Is the Canon Rebel T5i a good buy?

Guest
Guest

I have been researching this camera a lot and there's a lot of mixed reviews about it but the general conclusion seems to be that it is a very good entry level dslr. I'm just getting serious in photography and I would like to buy a camera that I can use to minor or major in photography. I want to buy a good body at the moment but put a lot more money into the lenses. The t5i seems like a very good body to start out and is something that could last quite a while before upgrading. I have also been looking at the d5300. A lot of people say that the d5300 takes better images but the t5i images look just as good if not better to me most of the time. Do you think getting this camera is a smart decision? Any recommendations? I have looked at the mirorless cameras and I'm not a big fan of the viewfinder, it makes me kind of sick. People have also recommended Pentax but I have always been a big Canon and Nikon fan.

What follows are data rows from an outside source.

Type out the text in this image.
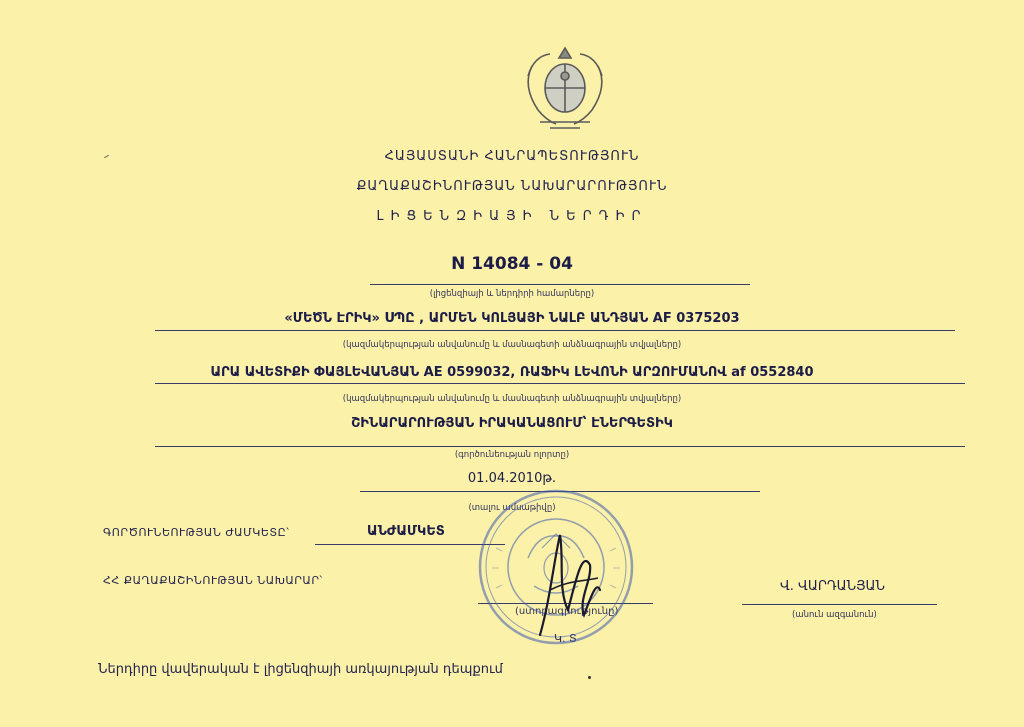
ՀԱՅԱՍՏԱՆԻ ՀԱՆՐԱՊԵՏՈՒԹՅՈՒՆ
ՔԱՂԱՔԱՇԻՆՈՒԹՅԱՆ ՆԱԽԱՐԱՐՈՒԹՅՈՒՆ
ԼԻՑԵՆԶԻԱՅԻ ՆԵՐԴԻՐ
N 14084 - 04
(լիցենզիայի և ներդիրի համարները)
«ՄԵԾՆ ԷՐԻԿ» ՍՊԸ , ԱՐՄԵՆ ԿՈԼՅԱՅԻ ՆԱԼԲ ԱՆԴՅԱՆ AF 0375203
(կազմակերպության անվանումը և մասնագետի անձնագրային տվյալները)
ԱՐԱ ԱՎԵՏԻՔԻ ՓԱՅԼԵՎԱՆՅԱՆ AE 0599032, ՌԱՖԻԿ ԼԵՎՈՆԻ ԱՐԶՈՒՄԱՆՈՎ af 0552840
(կազմակերպության անվանումը և մասնագետի անձնագրային տվյալները)
ՇԻՆԱՐԱՐՈՒԹՅԱՆ ԻՐԱԿԱՆԱՑՈՒՄ՝ ԷՆԵՐԳԵՏԻԿ
(գործունեության ոլորտը)
01.04.2010թ.
(տալու ամսաթիվը)
ԳՈՐԾՈՒՆԵՈՒԹՅԱՆ ԺԱՄԿԵՏԸ՝	ԱՆԺԱՄԿԵՏ
ՀՀ ՔԱՂԱՔԱՇԻՆՈՒԹՅԱՆ ՆԱԽԱՐԱՐ՝
(ստորագրությունը)
Վ. ՎԱՐԴԱՆՅԱՆ
(անուն ազգանուն)
Կ. Տ
Ներդիրը վավերական է լիցենզիայի առկայության դեպքում
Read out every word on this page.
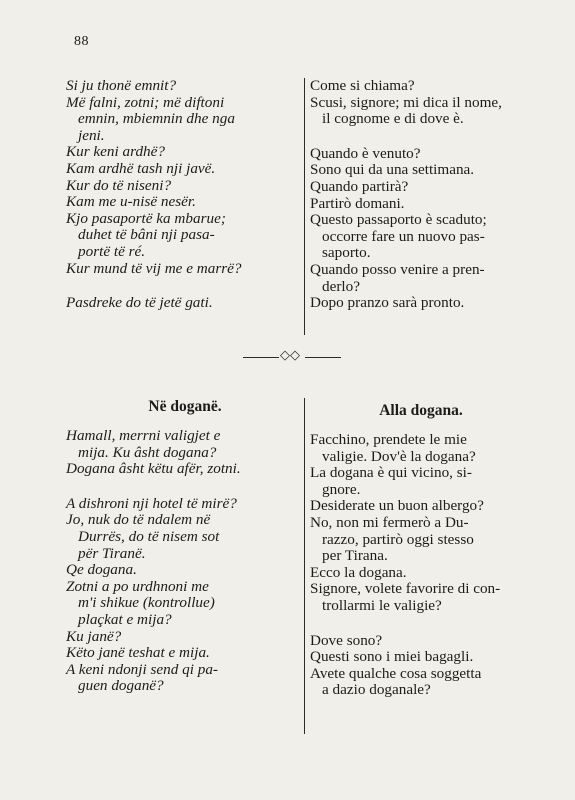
88
Si ju thonë emnit?
Më falni, zotni; më diftoni
emnin, mbiemnin dhe nga
jeni.
Kur keni ardhë?
Kam ardhë tash nji javë.
Kur do të niseni?
Kam me u-nisë nesër.
Kjo pasaportë ka mbarue;
duhet të bâni nji pasa-
portë të ré.
Kur mund të vij me e marrë?
Pasdreke do të jetë gati.
Come si chiama?
Scusi, signore; mi dica il nome,
il cognome e di dove è.
Quando è venuto?
Sono qui da una settimana.
Quando partirà?
Partirò domani.
Questo passaporto è scaduto;
occorre fare un nuovo pas-
saporto.
Quando posso venire a pren-
derlo?
Dopo pranzo sarà pronto.
◇◇
Në doganë.	Alla dogana.
Hamall, merrni valigjet e
mija. Ku âsht dogana?
Dogana âsht këtu afër, zotni.
A dishroni nji hotel të mirë?
Jo, nuk do të ndalem në
Durrës, do të nisem sot
për Tiranë.
Qe dogana.
Zotni a po urdhnoni me
m'i shikue (kontrollue)
plaçkat e mija?
Ku janë?
Këto janë teshat e mija.
A keni ndonji send qi pa-
guen doganë?
Facchino, prendete le mie
valigie. Dov'è la dogana?
La dogana è qui vicino, si-
gnore.
Desiderate un buon albergo?
No, non mi fermerò a Du-
razzo, partirò oggi stesso
per Tirana.
Ecco la dogana.
Signore, volete favorire di con-
trollarmi le valigie?
Dove sono?
Questi sono i miei bagagli.
Avete qualche cosa soggetta
a dazio doganale?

Please don't be mean. I'm just genuinely curious, and would love some good advice.

Mark
Mark

If either Canon or Nikon were that much better than the other, they'd own the DSLR market outright. They've been trying to one-up each other for ages; it's what the market calls a "healthy rivalry". What this means is that, barring the odd QC issue, they both put out solid cameras, and people use what they're familiar with. I haven't used a DSLR for a while, but when I did it was Nikon all the way, because I got used to them and holding a Canon felt weird. Canon users will have the exact opposite experience. The two systems turn their lenses in opposite directions, for a start, so once you've got one of them in your muscle memory, using the other will throw you for a loop at the beginning.

Either one of those will do you nicely, and neither will in itself take better pictures than the other. The one thing you want to avoid is option paralysis, i.e. Going back and forth between the two. Pick one, commit to the system for the time being, and go from there.

The fact that the T5i images look "as good if not better" just means that they were shot by photographers who are "as good as not better" than those who shot the pictures with the Nikon. If I were inclined, I could make the Canon look far worse than the Nikon, and vice versa, just with some selective googling.

Get either one, with its kit lens, and start shooting, studying, learning and enjoying photography. Lenses and accessories can wait until you really need them.

Photofox
Photofox

Yes! It is a good camera so go for it.
There are, of course, other comparable cameras but the T5i will serve you well.

Awffy Huffy
Awffy Huffy

It isn't the camera that takes good images… It's the person using it.

You'll grasp that after you have completed the course.

Canon, Nikon, Pentax, Sony or whatever… Isn't important… Honestly.